I'm shocked that they're still able to get away with calling the town Fishkill.

Ralph L said...

IHOP always brings to my mind an early episode of "Mary Hartman, Mary Hartman" (I didn't watch many).
"We'll all go out to the International House of Pancakes," was her solution for family strife.

My SIL's older brother lived in Fishkill (kill is from the Dutch for creek) for decades, but he's now in a hospice in Newburgh. He got lung cancer at 70, despite being the only one in his family who never smoked. Fortunately, I guess, his wonderful mother died at 100 a few months before his diagnosis.

My siblings inherited 8 acres of woods on which an ancestor from the other side of the family led a company of NC Cavalry in a skirmish in 1781 when Cornwallis was retreating to Yorktown.
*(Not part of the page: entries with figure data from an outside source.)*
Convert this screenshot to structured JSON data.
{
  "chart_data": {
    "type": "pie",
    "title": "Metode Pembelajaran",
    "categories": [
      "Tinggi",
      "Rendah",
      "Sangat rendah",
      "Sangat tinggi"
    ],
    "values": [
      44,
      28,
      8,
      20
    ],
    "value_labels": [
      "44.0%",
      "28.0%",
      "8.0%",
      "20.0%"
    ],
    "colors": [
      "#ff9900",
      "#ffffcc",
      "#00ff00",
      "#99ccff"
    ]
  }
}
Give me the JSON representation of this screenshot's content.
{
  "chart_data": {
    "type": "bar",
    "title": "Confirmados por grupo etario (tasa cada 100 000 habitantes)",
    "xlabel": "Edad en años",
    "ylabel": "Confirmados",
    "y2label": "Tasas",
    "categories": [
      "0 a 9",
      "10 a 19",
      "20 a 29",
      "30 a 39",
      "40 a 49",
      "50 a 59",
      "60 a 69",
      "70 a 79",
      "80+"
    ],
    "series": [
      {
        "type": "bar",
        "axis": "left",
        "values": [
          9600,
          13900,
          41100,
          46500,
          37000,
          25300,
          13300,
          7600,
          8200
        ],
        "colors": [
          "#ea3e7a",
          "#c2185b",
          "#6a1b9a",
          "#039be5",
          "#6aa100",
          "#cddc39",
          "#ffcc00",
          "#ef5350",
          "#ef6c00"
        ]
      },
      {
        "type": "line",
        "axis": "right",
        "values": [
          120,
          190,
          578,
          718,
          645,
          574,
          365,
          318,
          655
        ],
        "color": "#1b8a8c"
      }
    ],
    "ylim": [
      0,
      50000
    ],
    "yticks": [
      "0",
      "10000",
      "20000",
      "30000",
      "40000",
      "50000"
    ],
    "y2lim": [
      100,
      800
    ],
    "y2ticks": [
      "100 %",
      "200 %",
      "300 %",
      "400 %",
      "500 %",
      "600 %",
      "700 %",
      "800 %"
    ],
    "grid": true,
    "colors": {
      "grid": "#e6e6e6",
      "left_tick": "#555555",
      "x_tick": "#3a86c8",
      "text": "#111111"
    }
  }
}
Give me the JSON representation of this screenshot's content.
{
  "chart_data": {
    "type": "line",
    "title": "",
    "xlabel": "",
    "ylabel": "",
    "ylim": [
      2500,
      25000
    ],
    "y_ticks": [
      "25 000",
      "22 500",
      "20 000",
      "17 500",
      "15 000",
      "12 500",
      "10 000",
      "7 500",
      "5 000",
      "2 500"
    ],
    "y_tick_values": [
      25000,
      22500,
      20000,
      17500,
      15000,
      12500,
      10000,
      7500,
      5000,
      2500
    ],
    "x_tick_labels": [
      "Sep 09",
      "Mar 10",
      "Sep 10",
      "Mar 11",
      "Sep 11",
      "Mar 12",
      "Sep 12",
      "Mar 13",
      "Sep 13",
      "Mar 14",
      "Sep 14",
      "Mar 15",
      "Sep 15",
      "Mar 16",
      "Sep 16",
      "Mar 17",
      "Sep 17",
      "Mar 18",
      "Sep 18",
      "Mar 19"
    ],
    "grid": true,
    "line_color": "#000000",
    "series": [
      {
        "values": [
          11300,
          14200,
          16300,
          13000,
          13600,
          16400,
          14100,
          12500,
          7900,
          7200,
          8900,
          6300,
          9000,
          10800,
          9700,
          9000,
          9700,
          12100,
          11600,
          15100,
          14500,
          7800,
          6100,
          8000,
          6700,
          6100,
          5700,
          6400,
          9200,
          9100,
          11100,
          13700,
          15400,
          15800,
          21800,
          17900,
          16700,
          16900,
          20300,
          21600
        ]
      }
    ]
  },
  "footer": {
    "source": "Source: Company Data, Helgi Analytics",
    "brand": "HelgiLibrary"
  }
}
I thought that was pretty cool, but both sold their plots when someone made them an offer.

Narr said...

I spent a night in Fishkill once. Not a joke!

My friends Brad and John and I were making a roadtrip up through DC, the Hudson Valley-Saratoga-Ft. Ti to Quebec. We stayed with Brad's aunt who had married the NYC Italian guy (Uncle Murrio), and their daughter. Some of the older gen in Brad's family had expressed the opinion that she might as well have married a N-word.

Brad's cousin told about a recent incident, when her dog had eaten "fordy dahllah's wort of PEE-cans." We all had a good laugh about regional pronunciations.

That was the last of our three overnight crashes with friends or family. For the next few nights and 1500 miles we slept in or near the car, in public parks.

It's a bummer to see so much flooding up there now--my wife and I later spent some time at and around Lake George, and loved it. We even searched out the Bennington and Hubbardton fight sites--the latter only with the above-and-beyond assistance of Deputy Bomp of the state (county?) police, who led us there in his patrol car.

As I reflect on my not-very-extensive travels, the pleasant encounters far outnumber and outweigh the bad.




Michelle Dulak Thomson said...

NorthOfTheOneOhOne,

I'm shocked that they're still able to get away with calling the town Fishkill.

Well, PETA actually gave it a good try. But "kill" is Dutch for "stream," so they didn't succeed.

Unrelated: What is with everyone going to acronyms and abbreviations nowadays? BK, IHOP, DQ, Dunkin' (no Donuts), &c.? I can only assume that these chains don't want it overt that they sell anything so crass as food. Especially fatty or sugary food. But isn't this all rather petty?

Ralph L said...

fordy dahllah's wort of PEE-cans

My parents grew up 65 miles apart in central NC, but on opposite sides of the regional PEEcan/Puhcahn line. It seemed to me they'd lost most of their Southern accents, but Mom still pronounced "or" as R. Pooh lived in a farest and ate an ar-nge with PEEcans.